La recepción inicial de En busca del tiempo perdido, por parte de la crítica, produjo en Proust algunos desencantos. Una muestra de ello es la carta dirigida al editor, dramaturgo, narrador y crítico, ganador del Premio Nobel de Literatura en el año 1947, André Gide (París, 1869-1951), quien pasaría a la posteridad, entre otras cosas, por haber rechazado en numerosas ocasiones la novela de Marcel Proust, a quien había tachado de snob, y a su obra como una crónica trivial de los salones parisinos y de sus ciudadanos burgueses. Pero al crítico no le tomó mucho tiempo discernir la originalidad del autor de Por el camino de Swann y le escribió: “Desde hace algunos días no dejo su libro; me sacio de él con placer, me hundo en él. ¡Por desgracia! ¿Por qué me tiene que doler tanto amarlo? Rechazar este libro seguirá siendo el error más grave de la Nouvelle Revue Française, y –como tengo la vergüenza de ser en gran parte responsable de ello– uno de los arrepentimientos, de los remordimientos abrasadores de mi vida.” A todo ello, Proust respondió con una carta en la que se vislumbra toda su maestría y la elegancia de su prosa excepcional.
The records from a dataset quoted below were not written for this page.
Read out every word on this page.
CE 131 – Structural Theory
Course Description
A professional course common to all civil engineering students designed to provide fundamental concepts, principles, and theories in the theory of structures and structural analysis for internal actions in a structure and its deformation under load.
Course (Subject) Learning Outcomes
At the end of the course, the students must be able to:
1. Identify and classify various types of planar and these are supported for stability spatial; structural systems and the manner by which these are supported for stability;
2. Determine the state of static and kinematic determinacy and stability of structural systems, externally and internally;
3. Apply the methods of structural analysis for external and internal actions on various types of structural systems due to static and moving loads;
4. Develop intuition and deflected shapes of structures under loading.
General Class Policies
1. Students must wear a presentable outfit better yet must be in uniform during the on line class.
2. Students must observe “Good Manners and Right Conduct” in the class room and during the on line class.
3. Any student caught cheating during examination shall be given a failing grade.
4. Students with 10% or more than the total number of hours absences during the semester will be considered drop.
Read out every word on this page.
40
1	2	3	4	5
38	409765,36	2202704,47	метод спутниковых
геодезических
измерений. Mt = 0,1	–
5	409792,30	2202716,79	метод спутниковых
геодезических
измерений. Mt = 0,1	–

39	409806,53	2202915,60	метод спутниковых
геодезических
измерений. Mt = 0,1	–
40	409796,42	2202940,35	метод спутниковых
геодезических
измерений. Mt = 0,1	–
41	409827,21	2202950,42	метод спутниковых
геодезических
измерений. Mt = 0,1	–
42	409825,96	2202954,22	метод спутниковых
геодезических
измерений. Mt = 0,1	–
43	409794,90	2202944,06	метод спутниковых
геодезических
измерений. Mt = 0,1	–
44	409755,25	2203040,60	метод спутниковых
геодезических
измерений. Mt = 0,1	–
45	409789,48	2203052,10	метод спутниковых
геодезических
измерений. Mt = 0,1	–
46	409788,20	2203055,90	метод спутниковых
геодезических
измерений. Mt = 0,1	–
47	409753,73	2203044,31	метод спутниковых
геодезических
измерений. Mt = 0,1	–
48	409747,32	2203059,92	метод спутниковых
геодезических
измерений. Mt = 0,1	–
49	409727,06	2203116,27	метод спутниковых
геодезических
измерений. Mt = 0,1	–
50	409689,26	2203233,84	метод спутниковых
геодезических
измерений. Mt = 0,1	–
Carta primera, dirigida a la señora Straus Venerdì, viuda de George Bizet, en 1908.
Señora,
muchas gracias por su encantadora, divertida y amable carta. Las únicas personas que defienden la lengua francesa (como el Ejército durante el caso Dreyfus) son las que “la atacan”. La idea de que hay una lengua francesa que existe alrededor de los escritores y que hay que protegerla, es inaudita. Todo escritor se ve obligado a hacerse de su propia lengua, como todo violinista se ve obligado a hacerse de su propio “sonido”. Y entre el sonido de un violinista mediocre y el sonido (de la misma nota) de [Jacques] Thibaut, ¡existe un pequeño mundo inabarcable! Con ello no quiero decir que me atraen los escritores originales que escriben mal. Prefiero –y tal vez es una debilidad– los que escriben bien. Pero ellos no comienzan a escribir bien a condición de ser originales, sino al hacerse de su propia lengua. La exactitud, la perfección del estilo existe, pero más allá de la originalidad, después de haber cruzado los hechos, y no por este lado. Por este lado –“emoción discreta”, “amabilidad sonriente”, “año, entre todos, abominable”– la precisión no existe. La única forma de defender la lengua es atacándola, ¡pues sí, señora Straus!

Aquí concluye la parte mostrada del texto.